Mereka kemudian memproklamirkan berdirinya band di Kota Semarang. Saat itu memang musik metal belum begitu boom seperti sekarang ini. Kalangan pencinta musik metal masih sangat terbatas.
Kala itu scene musik di tanah ai,r khususnya di Kota Semarang, masih didominasi glam rock dan pop rock. Praktis, jarang yang melirik genre death metal yang mereka bawakan. “Suara grouwl, scream, dan distorsi gitar yang kental serta drum yang penuh teknik memang kala itu pecinta jenis musik tersebut sangat sedikit,” katanya.
Kemunculan 3 track lagu mereka malang melintang di Jawa dan Bali sampai 1997. “Akhir 1997 adalah masa gelap dari band, kita hanya menon-aktifkan band untuk ketiadaan dan kontemplasi sampai waktu yang tidak diketahui karena menemukan kejenuhan,” tuturnya.

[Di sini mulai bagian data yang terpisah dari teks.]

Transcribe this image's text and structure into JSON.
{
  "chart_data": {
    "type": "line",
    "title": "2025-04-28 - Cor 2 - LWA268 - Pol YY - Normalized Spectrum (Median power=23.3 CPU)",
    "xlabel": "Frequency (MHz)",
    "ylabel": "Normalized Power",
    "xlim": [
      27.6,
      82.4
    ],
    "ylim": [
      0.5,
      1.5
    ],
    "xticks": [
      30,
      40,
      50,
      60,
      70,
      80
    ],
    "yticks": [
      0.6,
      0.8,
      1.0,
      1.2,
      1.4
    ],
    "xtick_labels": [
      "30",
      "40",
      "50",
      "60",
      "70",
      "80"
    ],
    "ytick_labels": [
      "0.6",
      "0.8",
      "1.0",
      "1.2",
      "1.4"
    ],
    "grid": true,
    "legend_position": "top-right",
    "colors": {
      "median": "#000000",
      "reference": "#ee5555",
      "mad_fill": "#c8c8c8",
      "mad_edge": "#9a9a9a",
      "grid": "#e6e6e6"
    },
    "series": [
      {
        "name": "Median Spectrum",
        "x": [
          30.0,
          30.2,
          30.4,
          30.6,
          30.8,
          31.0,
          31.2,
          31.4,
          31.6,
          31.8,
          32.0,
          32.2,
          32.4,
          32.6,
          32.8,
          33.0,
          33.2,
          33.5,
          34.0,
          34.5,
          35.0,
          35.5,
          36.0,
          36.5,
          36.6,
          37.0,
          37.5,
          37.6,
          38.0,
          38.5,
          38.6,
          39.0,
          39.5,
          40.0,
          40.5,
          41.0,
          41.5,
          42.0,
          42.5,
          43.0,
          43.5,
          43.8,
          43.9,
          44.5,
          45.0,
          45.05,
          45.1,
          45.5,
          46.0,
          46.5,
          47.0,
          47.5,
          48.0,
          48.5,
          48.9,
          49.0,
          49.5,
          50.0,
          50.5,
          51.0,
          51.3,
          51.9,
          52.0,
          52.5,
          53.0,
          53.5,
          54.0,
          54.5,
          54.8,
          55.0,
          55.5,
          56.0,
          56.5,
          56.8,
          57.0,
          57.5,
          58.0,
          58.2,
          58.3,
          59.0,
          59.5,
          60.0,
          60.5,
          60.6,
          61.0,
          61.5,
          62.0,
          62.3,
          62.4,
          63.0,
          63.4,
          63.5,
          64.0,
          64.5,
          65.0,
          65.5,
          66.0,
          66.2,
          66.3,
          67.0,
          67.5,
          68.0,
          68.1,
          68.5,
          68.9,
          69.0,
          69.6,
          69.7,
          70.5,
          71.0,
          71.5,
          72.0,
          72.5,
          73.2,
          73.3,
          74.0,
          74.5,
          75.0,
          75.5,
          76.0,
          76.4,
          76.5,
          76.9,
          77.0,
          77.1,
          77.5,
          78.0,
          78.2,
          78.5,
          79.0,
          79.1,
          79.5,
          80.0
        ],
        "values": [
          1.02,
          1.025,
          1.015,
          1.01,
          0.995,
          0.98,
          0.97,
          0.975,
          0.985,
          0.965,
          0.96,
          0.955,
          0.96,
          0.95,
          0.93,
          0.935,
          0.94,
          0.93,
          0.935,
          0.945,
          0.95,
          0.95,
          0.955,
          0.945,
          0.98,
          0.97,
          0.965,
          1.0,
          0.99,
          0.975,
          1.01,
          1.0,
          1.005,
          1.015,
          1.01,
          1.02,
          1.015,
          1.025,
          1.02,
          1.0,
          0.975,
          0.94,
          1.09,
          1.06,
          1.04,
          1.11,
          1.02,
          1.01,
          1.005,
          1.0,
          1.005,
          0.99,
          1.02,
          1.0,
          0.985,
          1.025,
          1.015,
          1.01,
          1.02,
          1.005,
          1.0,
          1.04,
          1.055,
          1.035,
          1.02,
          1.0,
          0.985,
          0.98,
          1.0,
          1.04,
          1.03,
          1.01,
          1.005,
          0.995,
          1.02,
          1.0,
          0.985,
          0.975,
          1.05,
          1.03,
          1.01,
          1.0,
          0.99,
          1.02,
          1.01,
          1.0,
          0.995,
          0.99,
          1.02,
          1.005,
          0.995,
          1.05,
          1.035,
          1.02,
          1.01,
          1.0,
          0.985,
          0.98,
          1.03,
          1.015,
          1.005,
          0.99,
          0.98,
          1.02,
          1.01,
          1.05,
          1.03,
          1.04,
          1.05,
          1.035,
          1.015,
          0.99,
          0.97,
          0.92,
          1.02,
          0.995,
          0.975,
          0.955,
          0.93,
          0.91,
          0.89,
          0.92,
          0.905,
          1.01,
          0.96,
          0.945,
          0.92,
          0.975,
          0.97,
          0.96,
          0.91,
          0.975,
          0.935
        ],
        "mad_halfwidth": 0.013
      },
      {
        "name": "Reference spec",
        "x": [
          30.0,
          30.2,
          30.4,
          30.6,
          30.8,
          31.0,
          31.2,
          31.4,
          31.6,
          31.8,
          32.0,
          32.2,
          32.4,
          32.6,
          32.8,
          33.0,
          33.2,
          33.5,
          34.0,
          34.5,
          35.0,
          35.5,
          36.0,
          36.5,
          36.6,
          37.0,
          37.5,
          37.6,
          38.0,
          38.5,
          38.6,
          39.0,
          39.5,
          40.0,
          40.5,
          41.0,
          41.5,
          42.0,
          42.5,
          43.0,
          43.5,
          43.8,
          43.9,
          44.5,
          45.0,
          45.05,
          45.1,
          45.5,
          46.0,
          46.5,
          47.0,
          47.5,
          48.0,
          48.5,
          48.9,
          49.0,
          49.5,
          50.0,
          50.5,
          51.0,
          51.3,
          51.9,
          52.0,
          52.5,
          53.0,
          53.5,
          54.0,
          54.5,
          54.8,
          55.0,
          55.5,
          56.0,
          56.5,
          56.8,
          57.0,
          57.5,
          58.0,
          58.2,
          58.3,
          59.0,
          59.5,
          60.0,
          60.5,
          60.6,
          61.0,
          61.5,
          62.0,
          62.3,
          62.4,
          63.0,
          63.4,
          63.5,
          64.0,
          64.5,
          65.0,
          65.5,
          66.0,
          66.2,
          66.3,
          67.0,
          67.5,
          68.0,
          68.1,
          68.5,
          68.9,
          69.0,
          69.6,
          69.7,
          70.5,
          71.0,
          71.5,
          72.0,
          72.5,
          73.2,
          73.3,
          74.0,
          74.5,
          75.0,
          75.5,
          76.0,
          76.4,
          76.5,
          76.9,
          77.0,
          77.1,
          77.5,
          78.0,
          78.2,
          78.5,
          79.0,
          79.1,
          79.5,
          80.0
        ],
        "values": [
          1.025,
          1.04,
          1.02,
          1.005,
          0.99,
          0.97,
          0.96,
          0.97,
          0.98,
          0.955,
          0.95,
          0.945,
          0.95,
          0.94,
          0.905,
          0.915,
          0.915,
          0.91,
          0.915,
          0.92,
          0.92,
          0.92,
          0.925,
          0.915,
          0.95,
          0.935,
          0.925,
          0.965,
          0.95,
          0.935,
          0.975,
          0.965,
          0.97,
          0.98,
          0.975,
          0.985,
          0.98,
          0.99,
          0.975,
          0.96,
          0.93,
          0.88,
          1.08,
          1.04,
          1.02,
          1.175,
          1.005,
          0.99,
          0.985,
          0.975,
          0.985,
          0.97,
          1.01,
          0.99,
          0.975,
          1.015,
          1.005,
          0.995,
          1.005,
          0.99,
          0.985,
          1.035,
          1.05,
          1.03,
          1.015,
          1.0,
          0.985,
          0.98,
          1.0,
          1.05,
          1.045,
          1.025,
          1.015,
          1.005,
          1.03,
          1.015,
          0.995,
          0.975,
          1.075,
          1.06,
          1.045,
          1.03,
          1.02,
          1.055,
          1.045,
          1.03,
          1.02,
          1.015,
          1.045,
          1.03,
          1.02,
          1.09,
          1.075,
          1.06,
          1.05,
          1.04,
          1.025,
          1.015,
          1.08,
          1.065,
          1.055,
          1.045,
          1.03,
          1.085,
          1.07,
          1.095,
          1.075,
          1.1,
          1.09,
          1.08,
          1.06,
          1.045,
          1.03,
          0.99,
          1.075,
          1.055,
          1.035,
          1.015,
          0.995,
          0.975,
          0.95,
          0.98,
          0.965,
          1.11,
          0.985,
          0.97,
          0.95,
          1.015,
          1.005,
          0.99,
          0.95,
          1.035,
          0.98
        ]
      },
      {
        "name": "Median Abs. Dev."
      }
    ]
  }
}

Dari perjalanan sampai 1997 tersebut bisa dibilang, mereka merupakan salahs atu band pionir aliran death metal di Kota Semarang. Meski kala itu vakum, gerakan mereka dalam mengenalkan genre metal kepada kaum muda di Kota Semarang dan sekitarnya terus dilakukan. Membuat kelompok-kelompok tongkrongan dengan anak-anak muda kala itu. Sembari mengedukasi bagaimana cara menikmati musik metal. Upaya mereka membuahkan hasil. Hingga pada awal 2003, genre death metal mulai mendapat panggung di Kota Semarang.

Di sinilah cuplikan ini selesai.